Figura 1. Inestabilidad cromosómica: a) cromotripsis; b) cromoplexia.

Disfunción telomérica

Los telómeros son regiones de ADN no codificante ubicadas en los extremos de los cromosomas eucarióticos, constituidos por secuencias de ADN altamente conservadas, repetidas en tándem (TTAGGG) y asociadas a proteínas específicas. Cumplen un rol fundamental en la protección del ADN de la acción de enzimas degradativas y de las fusiones terminales, preservando la estabilidad e integridad cromosómica. Por otra parte, determinan interacciones importantes entre los cromosomas y la matriz nuclear, influyendo en la localización de los mismos en el núcleo, el apareamiento de los cromosomas homólogos y su movimiento durante la división celular.
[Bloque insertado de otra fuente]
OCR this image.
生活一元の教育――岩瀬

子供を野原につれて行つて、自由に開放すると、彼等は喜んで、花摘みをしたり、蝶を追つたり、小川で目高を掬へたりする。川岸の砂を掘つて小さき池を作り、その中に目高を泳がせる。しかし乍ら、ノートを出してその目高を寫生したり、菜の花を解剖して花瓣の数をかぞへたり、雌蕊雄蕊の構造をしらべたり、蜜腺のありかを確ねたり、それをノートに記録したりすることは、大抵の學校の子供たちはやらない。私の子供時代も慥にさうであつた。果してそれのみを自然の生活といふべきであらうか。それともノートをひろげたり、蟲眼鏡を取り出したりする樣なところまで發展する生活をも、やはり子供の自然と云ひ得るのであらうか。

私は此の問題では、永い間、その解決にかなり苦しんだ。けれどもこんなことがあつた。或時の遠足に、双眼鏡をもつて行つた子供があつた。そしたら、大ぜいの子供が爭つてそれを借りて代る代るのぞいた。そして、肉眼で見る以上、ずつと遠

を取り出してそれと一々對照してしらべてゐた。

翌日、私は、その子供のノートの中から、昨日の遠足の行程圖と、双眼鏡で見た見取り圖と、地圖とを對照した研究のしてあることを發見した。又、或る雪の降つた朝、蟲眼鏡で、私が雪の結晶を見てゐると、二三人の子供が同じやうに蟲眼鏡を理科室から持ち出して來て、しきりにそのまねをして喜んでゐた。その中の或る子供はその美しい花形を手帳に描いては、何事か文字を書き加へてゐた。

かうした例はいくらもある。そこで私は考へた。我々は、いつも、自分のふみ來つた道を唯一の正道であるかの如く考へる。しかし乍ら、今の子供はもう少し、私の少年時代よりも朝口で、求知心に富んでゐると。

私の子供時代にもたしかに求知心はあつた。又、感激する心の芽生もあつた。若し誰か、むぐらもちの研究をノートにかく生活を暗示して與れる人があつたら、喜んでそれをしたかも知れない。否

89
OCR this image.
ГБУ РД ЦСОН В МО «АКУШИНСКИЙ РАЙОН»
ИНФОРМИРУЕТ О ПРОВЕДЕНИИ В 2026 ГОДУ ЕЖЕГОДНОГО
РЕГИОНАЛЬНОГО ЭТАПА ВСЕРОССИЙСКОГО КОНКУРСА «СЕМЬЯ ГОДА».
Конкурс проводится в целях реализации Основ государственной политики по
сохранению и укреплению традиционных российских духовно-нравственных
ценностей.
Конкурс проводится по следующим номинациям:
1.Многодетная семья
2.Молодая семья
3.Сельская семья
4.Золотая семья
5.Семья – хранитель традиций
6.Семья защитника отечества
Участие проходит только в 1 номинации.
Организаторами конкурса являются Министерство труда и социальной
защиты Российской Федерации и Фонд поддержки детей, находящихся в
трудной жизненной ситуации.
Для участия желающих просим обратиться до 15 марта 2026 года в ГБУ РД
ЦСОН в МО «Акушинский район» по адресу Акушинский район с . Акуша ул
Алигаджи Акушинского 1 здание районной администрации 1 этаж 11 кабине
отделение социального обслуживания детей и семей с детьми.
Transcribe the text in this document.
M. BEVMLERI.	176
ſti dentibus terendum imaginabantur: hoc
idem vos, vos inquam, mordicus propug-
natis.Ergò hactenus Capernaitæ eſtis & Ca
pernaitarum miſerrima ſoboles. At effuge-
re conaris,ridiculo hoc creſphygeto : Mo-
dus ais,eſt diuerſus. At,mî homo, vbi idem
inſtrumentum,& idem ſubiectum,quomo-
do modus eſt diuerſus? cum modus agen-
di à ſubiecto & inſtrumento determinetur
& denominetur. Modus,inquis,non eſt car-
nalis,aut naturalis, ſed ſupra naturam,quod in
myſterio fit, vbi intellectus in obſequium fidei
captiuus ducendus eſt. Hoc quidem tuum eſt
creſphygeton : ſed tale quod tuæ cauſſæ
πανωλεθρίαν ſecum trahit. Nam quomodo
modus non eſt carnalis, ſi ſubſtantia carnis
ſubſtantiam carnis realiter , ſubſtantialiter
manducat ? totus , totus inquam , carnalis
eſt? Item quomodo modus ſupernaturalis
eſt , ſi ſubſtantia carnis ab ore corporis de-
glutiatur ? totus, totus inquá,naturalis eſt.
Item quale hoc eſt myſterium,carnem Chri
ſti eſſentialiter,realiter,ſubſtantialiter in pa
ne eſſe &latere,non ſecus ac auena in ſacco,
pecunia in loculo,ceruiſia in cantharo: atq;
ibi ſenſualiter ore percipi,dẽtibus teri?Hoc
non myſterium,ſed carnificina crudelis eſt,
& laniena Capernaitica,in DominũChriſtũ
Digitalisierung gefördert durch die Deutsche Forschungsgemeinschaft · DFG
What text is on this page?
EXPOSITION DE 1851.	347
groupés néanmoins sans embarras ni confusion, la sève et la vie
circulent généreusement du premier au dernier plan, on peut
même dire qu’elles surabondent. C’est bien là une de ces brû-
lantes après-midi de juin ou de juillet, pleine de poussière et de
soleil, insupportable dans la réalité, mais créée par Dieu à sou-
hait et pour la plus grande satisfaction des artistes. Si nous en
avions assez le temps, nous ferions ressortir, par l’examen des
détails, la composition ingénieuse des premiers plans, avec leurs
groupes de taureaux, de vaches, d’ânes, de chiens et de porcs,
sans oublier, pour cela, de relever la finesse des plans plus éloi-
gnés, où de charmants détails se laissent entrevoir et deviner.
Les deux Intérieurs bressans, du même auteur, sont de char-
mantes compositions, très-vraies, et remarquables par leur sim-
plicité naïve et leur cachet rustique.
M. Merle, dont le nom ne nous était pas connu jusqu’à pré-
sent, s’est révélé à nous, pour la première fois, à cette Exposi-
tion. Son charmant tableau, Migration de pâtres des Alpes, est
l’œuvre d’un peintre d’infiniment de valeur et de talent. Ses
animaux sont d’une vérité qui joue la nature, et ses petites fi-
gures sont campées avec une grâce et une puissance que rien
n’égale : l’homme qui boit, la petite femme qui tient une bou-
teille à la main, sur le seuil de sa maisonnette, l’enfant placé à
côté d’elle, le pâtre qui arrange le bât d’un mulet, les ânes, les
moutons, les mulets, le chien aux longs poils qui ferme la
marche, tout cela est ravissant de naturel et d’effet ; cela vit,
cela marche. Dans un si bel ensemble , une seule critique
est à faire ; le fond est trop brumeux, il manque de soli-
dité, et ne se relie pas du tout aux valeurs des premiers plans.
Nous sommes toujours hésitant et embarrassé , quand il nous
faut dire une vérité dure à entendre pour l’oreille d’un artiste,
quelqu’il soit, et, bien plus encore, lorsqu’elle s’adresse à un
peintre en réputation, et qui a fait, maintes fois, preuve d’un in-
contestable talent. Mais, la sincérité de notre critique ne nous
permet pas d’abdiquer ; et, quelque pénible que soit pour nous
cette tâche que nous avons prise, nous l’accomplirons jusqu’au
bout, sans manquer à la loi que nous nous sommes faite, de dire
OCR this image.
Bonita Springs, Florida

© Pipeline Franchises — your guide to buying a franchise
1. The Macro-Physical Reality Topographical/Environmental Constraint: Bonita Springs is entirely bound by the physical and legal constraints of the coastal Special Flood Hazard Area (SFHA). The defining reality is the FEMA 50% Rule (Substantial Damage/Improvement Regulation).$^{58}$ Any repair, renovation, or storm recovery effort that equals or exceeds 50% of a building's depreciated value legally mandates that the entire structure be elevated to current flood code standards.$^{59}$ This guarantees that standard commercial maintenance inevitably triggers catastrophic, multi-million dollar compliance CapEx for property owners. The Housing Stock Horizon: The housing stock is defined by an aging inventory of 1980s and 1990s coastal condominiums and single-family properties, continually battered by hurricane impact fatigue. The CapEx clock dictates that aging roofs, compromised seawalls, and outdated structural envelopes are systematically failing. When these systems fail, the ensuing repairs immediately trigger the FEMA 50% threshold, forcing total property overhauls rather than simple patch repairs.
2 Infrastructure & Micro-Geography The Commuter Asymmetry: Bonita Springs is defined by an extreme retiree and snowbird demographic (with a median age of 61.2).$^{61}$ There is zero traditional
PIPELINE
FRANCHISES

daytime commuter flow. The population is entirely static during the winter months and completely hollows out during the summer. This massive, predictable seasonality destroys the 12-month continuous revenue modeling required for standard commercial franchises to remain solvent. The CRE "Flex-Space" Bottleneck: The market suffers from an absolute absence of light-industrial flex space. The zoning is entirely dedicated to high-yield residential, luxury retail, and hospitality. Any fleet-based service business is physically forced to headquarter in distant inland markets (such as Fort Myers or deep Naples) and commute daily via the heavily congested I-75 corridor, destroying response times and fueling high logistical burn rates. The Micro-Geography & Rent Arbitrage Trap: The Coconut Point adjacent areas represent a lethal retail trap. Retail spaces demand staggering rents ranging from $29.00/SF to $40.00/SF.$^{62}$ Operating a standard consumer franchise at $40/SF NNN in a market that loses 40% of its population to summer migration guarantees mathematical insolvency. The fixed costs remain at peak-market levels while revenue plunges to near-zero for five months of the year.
Asimismo, ejercen efectos sobre la transcripción de genes situados en regiones subteloméricas e interactúan con los mecanismos regulatorios del ciclo celular⁽³³⁾.

Los telómeros disfuncionales, críticamente acortados, determinan la activación de los mecanismos de respuesta del daño al ADN, siendo considerados una de las causas de IG⁽³⁴⁾. Dicho acortamiento telomérico aumenta la probabilidad de fusiones entre extremos cromosómicos, generando ciclos de BFB que resultan en rearreglos cromosómicas usualmente encontrados en diversos tipos de cáncer^(35,36), asociado en algunos casos a la presencia de mutaciones en genes que codifican para proteínas que regulan la longitud telomérica (LT)^(37-39).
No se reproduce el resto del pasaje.